Folkestone Herald 24 January 1992.
Local News.
Publicans are prepared to lose their jobs and homes rather than sign new
leases they say could double their rents. Half the publicans in Fover
being offered these contracts and two thirds in Shepway are rebelling,
say the local branches of the Licensed Victuallers' Association.
“It's like signing a suicide pact, and I won't do it”, says Rick Abbott,
who runs the Cricketers in River. He added “I have a wife and three
children and we would lose our home, but we would be ruined if I
signed”.
Big breweries, with more than 2,000 pubs in the country, are selling
pubs or offering 20-year leases because the Monopolies and Mergers
Commission is restricting how many they can have.

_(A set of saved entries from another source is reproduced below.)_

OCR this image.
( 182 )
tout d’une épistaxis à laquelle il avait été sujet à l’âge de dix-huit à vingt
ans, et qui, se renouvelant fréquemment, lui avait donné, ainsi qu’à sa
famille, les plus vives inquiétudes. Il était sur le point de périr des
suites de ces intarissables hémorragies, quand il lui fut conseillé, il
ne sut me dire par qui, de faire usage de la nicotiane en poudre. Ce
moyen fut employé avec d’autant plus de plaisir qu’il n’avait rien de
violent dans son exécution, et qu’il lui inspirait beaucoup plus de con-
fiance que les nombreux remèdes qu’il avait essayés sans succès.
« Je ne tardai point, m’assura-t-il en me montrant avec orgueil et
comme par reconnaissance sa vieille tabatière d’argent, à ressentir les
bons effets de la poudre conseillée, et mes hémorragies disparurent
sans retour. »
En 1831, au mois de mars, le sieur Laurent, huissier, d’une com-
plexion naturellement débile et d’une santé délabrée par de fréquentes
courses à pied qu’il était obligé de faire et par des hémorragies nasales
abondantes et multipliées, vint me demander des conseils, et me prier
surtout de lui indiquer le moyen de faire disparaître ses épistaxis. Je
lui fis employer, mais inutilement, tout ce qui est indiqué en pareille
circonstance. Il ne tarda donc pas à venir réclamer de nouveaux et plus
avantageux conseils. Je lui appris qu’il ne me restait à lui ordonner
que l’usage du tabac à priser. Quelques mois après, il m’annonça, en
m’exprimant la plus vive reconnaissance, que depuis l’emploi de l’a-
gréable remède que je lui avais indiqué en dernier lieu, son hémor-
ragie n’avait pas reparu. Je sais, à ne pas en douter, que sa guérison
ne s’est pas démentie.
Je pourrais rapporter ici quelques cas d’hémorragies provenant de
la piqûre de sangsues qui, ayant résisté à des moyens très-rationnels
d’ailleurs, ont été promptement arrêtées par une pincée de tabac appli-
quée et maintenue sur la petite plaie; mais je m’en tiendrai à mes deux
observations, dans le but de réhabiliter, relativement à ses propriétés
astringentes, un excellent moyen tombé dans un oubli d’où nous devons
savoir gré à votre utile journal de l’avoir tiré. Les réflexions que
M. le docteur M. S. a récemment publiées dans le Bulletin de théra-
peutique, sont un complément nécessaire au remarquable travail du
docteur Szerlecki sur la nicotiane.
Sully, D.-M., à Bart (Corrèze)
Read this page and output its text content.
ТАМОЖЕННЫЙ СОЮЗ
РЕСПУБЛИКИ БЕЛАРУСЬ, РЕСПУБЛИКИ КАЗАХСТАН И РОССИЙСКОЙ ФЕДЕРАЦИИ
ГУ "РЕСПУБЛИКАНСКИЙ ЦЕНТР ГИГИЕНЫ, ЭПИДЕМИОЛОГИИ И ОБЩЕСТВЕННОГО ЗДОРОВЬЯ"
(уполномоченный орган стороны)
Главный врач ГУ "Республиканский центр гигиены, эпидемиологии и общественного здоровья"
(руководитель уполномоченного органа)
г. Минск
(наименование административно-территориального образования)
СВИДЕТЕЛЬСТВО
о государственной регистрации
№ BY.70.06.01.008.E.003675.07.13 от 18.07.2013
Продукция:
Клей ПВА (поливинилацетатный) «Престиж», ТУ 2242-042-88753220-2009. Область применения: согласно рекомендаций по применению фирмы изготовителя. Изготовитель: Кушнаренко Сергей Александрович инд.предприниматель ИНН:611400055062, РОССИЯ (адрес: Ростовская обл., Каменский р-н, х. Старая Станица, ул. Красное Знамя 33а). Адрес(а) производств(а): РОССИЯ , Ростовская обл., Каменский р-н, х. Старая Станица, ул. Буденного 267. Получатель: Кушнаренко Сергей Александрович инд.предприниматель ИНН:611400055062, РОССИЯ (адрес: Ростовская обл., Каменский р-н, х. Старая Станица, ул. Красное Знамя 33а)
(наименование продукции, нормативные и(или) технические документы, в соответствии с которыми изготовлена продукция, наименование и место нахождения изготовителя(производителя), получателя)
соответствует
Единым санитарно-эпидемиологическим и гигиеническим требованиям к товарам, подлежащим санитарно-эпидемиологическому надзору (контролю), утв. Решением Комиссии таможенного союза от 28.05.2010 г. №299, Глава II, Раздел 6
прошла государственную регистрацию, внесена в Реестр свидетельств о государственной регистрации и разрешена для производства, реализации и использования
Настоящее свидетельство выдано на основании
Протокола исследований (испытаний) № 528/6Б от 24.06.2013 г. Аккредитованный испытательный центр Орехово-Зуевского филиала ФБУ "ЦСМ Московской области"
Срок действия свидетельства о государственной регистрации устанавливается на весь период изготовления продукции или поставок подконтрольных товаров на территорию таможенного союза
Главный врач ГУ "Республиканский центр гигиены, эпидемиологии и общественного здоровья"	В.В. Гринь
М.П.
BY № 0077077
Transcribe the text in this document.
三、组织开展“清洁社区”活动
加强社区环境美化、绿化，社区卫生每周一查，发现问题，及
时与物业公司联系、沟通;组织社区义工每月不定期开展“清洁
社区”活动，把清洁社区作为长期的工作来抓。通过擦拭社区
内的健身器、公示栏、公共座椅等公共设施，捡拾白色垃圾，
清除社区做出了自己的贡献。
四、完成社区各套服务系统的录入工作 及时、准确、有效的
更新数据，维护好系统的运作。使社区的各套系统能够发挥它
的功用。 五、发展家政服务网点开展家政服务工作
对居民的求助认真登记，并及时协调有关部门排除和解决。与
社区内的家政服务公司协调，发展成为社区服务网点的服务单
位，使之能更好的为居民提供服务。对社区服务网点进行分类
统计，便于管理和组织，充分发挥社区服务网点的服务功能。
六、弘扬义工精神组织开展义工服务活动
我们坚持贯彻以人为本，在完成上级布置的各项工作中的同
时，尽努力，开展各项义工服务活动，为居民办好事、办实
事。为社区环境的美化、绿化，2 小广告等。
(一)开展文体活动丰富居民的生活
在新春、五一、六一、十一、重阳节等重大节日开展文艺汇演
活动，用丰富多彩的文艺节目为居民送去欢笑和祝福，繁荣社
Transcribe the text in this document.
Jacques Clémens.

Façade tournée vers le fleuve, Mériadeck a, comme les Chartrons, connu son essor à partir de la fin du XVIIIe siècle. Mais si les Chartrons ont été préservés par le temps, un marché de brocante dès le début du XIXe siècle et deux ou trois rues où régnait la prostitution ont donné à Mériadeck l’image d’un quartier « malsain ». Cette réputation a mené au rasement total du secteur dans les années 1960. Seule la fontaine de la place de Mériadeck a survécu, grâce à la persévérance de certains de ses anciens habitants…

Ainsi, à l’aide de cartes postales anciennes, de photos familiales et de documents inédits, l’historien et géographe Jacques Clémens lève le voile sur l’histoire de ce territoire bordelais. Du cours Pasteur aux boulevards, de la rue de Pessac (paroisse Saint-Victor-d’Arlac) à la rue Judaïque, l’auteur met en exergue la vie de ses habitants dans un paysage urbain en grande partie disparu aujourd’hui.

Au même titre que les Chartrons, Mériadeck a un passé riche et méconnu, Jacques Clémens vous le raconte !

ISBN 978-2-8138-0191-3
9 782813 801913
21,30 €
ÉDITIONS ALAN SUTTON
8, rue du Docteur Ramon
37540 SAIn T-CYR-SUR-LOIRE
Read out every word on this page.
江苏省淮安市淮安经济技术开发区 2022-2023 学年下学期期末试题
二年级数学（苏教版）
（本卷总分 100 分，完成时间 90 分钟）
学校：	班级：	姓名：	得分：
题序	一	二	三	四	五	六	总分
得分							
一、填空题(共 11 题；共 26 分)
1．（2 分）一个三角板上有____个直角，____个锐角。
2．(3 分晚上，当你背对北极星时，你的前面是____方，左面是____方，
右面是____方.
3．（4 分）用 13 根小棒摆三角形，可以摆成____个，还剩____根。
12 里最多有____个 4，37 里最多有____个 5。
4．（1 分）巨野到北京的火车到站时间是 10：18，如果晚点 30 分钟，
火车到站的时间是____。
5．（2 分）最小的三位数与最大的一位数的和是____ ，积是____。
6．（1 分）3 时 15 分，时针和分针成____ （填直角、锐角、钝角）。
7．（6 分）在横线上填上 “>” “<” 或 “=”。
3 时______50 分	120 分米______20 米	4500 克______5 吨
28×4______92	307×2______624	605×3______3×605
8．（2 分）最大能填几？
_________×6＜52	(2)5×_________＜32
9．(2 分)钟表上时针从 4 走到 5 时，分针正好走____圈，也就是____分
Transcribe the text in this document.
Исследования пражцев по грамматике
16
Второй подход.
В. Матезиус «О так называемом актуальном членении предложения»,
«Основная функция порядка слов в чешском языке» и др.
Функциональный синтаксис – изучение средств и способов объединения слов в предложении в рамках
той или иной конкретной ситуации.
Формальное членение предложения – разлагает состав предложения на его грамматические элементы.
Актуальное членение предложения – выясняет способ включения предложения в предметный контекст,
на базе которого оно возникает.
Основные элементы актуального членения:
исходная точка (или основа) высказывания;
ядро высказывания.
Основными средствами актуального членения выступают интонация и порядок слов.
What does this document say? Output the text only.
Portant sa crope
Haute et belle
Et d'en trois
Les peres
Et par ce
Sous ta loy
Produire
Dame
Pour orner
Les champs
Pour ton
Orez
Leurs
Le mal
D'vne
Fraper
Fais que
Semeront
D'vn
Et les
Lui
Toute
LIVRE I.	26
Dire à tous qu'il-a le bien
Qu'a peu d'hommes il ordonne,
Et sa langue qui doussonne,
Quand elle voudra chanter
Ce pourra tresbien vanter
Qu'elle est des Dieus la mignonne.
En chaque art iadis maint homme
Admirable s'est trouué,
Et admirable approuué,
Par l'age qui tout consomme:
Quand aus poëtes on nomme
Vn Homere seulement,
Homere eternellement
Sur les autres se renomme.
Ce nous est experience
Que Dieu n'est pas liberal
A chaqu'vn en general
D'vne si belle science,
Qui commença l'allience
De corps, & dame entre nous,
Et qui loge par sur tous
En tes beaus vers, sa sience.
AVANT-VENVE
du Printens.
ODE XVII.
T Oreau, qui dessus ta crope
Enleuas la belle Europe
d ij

Alf Bentley, landlord of the Red Lion in Charlton Green, Dover, said
“This is as ill-conceived as the poll tax. What use is a 20-year lease
to me when I am 60? The breweries are also driving out experienced
landlords and replacing them with people who were probably bakers
before”.
Leslie Carpenter, of Carpenter's in The Stade, Folkestone, said “My own
rent will only go up by a third, but I couldn't even manage that. I am
prepared tolose my job rather than accept. It's hard enough to survive
with the recession. We've just lost more customers through the Sealink
redundancies”.
The L.V.A. says the increases would further damage pubs because
landlords would have to put up their prices to try to survive. They say
the cost of a pint is now pushing £2.
Only last week Barry Musk walked out of the pub where he had been a
tenant for four years, the Red Cow, in Foord Road, Folkestone. He now
manages a free house, the Imperial, in Black Bull Road. He said “Signing
would have meant my rent going up from £12,000 a year to £20,000, which
would have ruined me. I was lucky because I found another pub without
that kind of expense”.
All four pubs are owned by Whitbread. A spokesman said the company was
willing to negotiate with landlords if they could not afford new rents.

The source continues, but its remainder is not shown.